My labmates have been simply wonderful. In particular I’d like to thank Talia Moore for being my culture change co-conspirator, Pavitra Muralidhar, Sofia Prado-Irwin, Oriol Lapiedra, and especially Colin Donihue for helping me stay calm-ish and giving me level-headed advice on science and life, and Alexis Harrison, for introducing me to lizard behavior. Thom Sanger and Anthony Geneva have been like mini-advisors to me at different points in the last six years, sharing their expertise on lizard husbandry and genetics respectively. I couldn’t have done this work without their patient and kind guidance. Yoel Stuart is my academic best friend, and being able to count on him for research opportunities, critique, wisdom, and unwavering support for the last eight years has truly been a blessing. Thanks also to Travis Ingram, Ian Wang, Emma Sherratt, Julia Klazcko, Adam Freedman, Ali Hamilton, Claire Dufour, Graham Reynolds, Melissa Kemp, Nick Herrmann, Martha Muñoz, Katie Boronow, Shane Campbell-Staton, Luke Mahler, Inbar Maayan, Adam Algar, Katharina Wollenberg-Valero, Gabe Gartner, Rosario Castañeda, and lastly, my undergrad mentees Rachel Moon and Christian Perez—you’ve each taught me so much, and together made the lab a great place to work in.

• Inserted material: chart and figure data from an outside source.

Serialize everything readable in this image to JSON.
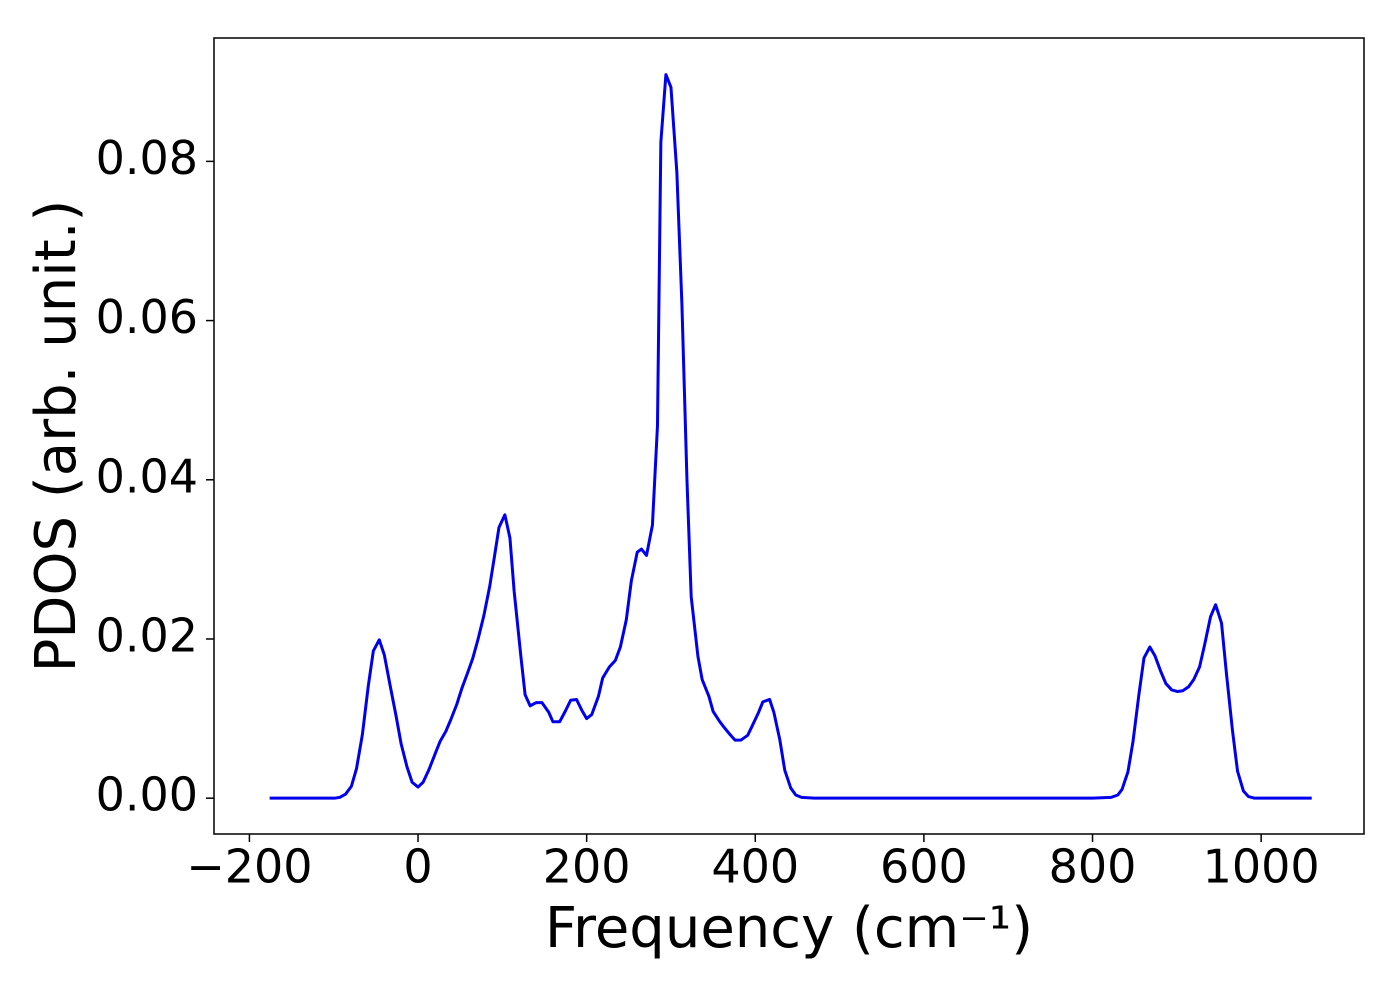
{
  "chart_data": {
    "type": "line",
    "xlabel": "Frequency (cm⁻¹)",
    "ylabel": "PDOS (arb. unit.)",
    "xlim": [
      -242,
      1122
    ],
    "ylim": [
      -0.0045,
      0.0955
    ],
    "xticks": [
      {
        "value": -200,
        "label": "−200"
      },
      0,
      200,
      400,
      600,
      800,
      1000
    ],
    "yticks": [
      {
        "value": 0,
        "label": "0.00"
      },
      0.02,
      0.04,
      0.06,
      0.08
    ],
    "grid": false,
    "series": [
      {
        "color": "#0000ee",
        "x": [
          -176,
          -150,
          -120,
          -99,
          -93,
          -86,
          -79,
          -73,
          -66,
          -59,
          -53,
          -46,
          -40,
          -33,
          -26,
          -20,
          -13,
          -7,
          0,
          6,
          13,
          20,
          26,
          33,
          39,
          46,
          52,
          59,
          65,
          71,
          78,
          85,
          91,
          96,
          103,
          109,
          114,
          122,
          127,
          133,
          140,
          147,
          155,
          160,
          168,
          175,
          181,
          188,
          194,
          200,
          206,
          214,
          219,
          227,
          234,
          240,
          247,
          253,
          260,
          265,
          271,
          278,
          284,
          288,
          294,
          300,
          307,
          313,
          319,
          324,
          332,
          337,
          345,
          350,
          358,
          363,
          370,
          376,
          383,
          391,
          396,
          404,
          409,
          417,
          422,
          429,
          435,
          442,
          448,
          455,
          470,
          500,
          600,
          700,
          800,
          822,
          830,
          835,
          842,
          848,
          855,
          861,
          868,
          874,
          881,
          887,
          894,
          901,
          907,
          914,
          920,
          927,
          933,
          940,
          946,
          953,
          959,
          966,
          972,
          979,
          985,
          992,
          1000,
          1030,
          1060
        ],
        "values": [
          0,
          0,
          0,
          0,
          0.0001,
          0.0005,
          0.0015,
          0.0037,
          0.008,
          0.0141,
          0.0185,
          0.0199,
          0.018,
          0.0141,
          0.0103,
          0.0068,
          0.0039,
          0.002,
          0.0014,
          0.002,
          0.0036,
          0.0055,
          0.0071,
          0.0084,
          0.0099,
          0.0118,
          0.0138,
          0.0158,
          0.0176,
          0.0199,
          0.0229,
          0.0266,
          0.0306,
          0.034,
          0.0356,
          0.0327,
          0.026,
          0.0178,
          0.013,
          0.0116,
          0.012,
          0.012,
          0.0108,
          0.0096,
          0.0096,
          0.011,
          0.0123,
          0.0124,
          0.0111,
          0.01,
          0.0105,
          0.0128,
          0.0151,
          0.0165,
          0.0173,
          0.019,
          0.0224,
          0.0273,
          0.0309,
          0.0313,
          0.0305,
          0.0343,
          0.0468,
          0.0824,
          0.0909,
          0.0893,
          0.0786,
          0.062,
          0.0399,
          0.0253,
          0.0178,
          0.0149,
          0.0128,
          0.0109,
          0.0096,
          0.0089,
          0.008,
          0.0073,
          0.0073,
          0.0079,
          0.009,
          0.0108,
          0.0121,
          0.0124,
          0.0108,
          0.0074,
          0.0035,
          0.0013,
          0.0004,
          0.0001,
          0,
          0,
          0,
          0,
          0,
          0.0001,
          0.0004,
          0.0011,
          0.0033,
          0.0071,
          0.013,
          0.0176,
          0.019,
          0.0179,
          0.0159,
          0.0144,
          0.0136,
          0.0134,
          0.0135,
          0.014,
          0.0149,
          0.0165,
          0.0193,
          0.0228,
          0.0243,
          0.022,
          0.0155,
          0.0085,
          0.0034,
          0.0009,
          0.0002,
          0,
          0,
          0,
          0
        ]
      }
    ]
  }
}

Thanks to the magnificent staff in the Museum of Comparative Zoology, Department of Organismic and Evolutionary Biology, and the Office of Animal Resources for making it a true joy to work here: Jose Rosado, Joe Martinez, Tsoyoshi Takahashi, Melissa Aja, Jared Hughes, Keleigh Quinn, Bridget Power, Marcia Kamierczak, Chris Preheim, Alex Hernandez Siegel, Lydia Carmosino, Mary Sears, Ronnie Broadfoot, Joe Rocca, Henry Moreno and Mona Alexis. Thank you, Andrew Richardson and Jim Hanken, for the chance to be a TF for your classes.

My friends in the department—Alex Brown, Dan Rice, Kara Feilich, and the rest of my cohort; also Mara Laslo, Heather Olins, Laura Lagomarsino, Didem Sarikaya, Liz Sefton, and  Dipti Nayak—you all are the reason I survived this. Thanks to the other behavioral ecologists in OEB—Jack Boyle, Charlotte Jander, Cassie Stoddard, Christie Riehl, and James Crall—for your advice on and enthusiasm for my research.

Goodbye Harvard, and thank you for all the good parts, especially for being home to the Losos lab.